And the Saints full-back knows he can’t afford to let any of them creep in this season.
The 30-year-old starts the campaign in good shape, having impressed in pre-season wins against Saracens and Wasps.
He is now firmly over the knee problem sustained at Ospreys in January, which ended his season and sidelined him for several months.
And with James Wilson out until December, Foden has a chance to stamp his authority on the Saints 15 shirt before his main rival returns.
But Ahsee Tuala will provide real competition and that means there is no room for the kind of complacency Foden admits set in at one point last season.
“We need to have competition everywhere,” Foden said. “In the past I probably took it for granted.
“Even last year when we played Leicester here and they picked Jimmy Wilson to start ahead of me I was very disappointed and I went in in a bit of a strop to see the coaches.
“They told me straight: “Jimmy’s playing better rugby than you at the moment, so take it on the chin, learn from it and if you get the chance to come off the bench, play well and try to win the shirt back”.
“I managed to do that, it gave me a kick up the bum and showed me nothing’s taken for granted in this game - you’ve got to perform week, in week out.
“That was probably the turning point when I really started to put some form together and put some pressure on the England guys to select me.
“I’ll be doing that again and Ace (Tuala) will be doing that as well.
“He’s been in cracking form since he’s played for Saints so the competition’s good.”
As Foden points out, he was just gathering some momentum when he ruptured his anterior cruciate ligament (ACL) in that Champions Cup win at the Liberty Stadium.
And the injury, which inspired some dark days, has sharpened his focus ahead of the new season, which begins withan Aviva Premiership game at Worcester Warriors on Friday night.
“When I first got injured, I wasn’t in a good place,” Foden said.
“I spoke to Lanny (Stuart Lancaster), who gave me the first bit of hope and light at the end of the tunnel, saying it would be possible to get back for the World Cup.
“I put all my energy and focus into that and I’m glad I got to go in for a week to see the boys, see what they’d been doing and put my name in the frame.
“Even though that didn’t happen, there’s a lot of things around the corner.
“I’m lucky enough to have done a World Cup already, in 2011, which probably isn’t as big as this one, being in England.
“But I’ve experienced it and I’ve had a great career up to now.
“I still want to do great things here at the club.

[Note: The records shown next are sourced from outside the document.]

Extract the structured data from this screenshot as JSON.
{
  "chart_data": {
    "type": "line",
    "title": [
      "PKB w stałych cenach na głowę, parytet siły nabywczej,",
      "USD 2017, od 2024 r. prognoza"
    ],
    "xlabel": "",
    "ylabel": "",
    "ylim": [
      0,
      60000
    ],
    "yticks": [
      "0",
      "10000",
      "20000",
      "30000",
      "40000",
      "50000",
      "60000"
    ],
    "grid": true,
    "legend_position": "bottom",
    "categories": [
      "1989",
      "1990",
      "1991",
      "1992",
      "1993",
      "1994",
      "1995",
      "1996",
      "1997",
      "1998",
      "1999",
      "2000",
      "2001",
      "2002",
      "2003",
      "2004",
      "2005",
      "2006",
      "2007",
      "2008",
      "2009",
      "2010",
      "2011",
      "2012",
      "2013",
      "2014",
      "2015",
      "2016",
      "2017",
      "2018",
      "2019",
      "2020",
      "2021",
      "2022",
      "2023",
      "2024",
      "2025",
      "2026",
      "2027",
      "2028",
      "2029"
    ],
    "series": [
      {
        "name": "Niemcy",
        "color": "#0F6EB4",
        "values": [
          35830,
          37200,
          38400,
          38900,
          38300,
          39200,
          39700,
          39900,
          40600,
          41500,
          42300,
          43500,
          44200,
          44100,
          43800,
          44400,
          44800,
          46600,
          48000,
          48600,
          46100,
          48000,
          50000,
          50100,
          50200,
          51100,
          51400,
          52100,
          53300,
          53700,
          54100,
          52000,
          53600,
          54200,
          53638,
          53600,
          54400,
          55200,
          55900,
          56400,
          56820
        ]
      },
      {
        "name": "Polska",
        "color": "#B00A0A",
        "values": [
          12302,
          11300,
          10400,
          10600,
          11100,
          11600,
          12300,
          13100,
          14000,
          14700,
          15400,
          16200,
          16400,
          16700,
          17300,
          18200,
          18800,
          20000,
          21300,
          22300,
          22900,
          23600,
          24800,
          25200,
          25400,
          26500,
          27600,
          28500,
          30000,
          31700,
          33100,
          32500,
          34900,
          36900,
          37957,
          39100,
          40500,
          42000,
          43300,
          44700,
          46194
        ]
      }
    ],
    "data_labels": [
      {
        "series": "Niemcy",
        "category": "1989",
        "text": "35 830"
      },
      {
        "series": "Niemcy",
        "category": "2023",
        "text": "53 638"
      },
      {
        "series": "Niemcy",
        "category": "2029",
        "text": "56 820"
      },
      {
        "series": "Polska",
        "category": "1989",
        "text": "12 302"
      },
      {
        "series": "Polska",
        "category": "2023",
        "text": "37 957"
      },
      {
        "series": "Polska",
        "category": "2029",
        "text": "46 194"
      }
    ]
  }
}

I still want to win a Heineken Cup here.
“My England career is still there to aim at and there’s a Lions tour in two years, which is the last feather I want in my cap in terms of the international stage.
“It’s all to play for and although I like to joke and say I’m getting old, hopefully that experience will put me in good stead for future ambitions I have.”
If the injury has taught Foden anything it is how to maintain himself.
He laughs when suggestion is made of Ryan Giggs’ much-publicised use of yoga to prolong the Welsh footballer’s career, but he knows he too must learn how to best manage his body.
“During my recovery, I went to Philadelphia to see a guy called Bill Knowles, who set out what I was going to do and how I would get back as quickly as possible,” Foden explained.
“It was great going out there to see him, one of the physios came out with us as well and learned the ropes.
“It was great to get a change of scenery and see someone who had a different take on things.
“It really progressed me, I’ve learned a bit about my body and I feel strong.
“I’m getting a bit older now so I needed to know about maintenance to make sure I can get out on the field as much as possible.
“I’m coming into my 11th year as a Premiership player and I never thought I’d be saying it but I feel my age as a 30-year-old so I’ve got to make sure I look after myself.
“If I want to play until I’m 35, 36 I need to make sure I’m doing the right things.”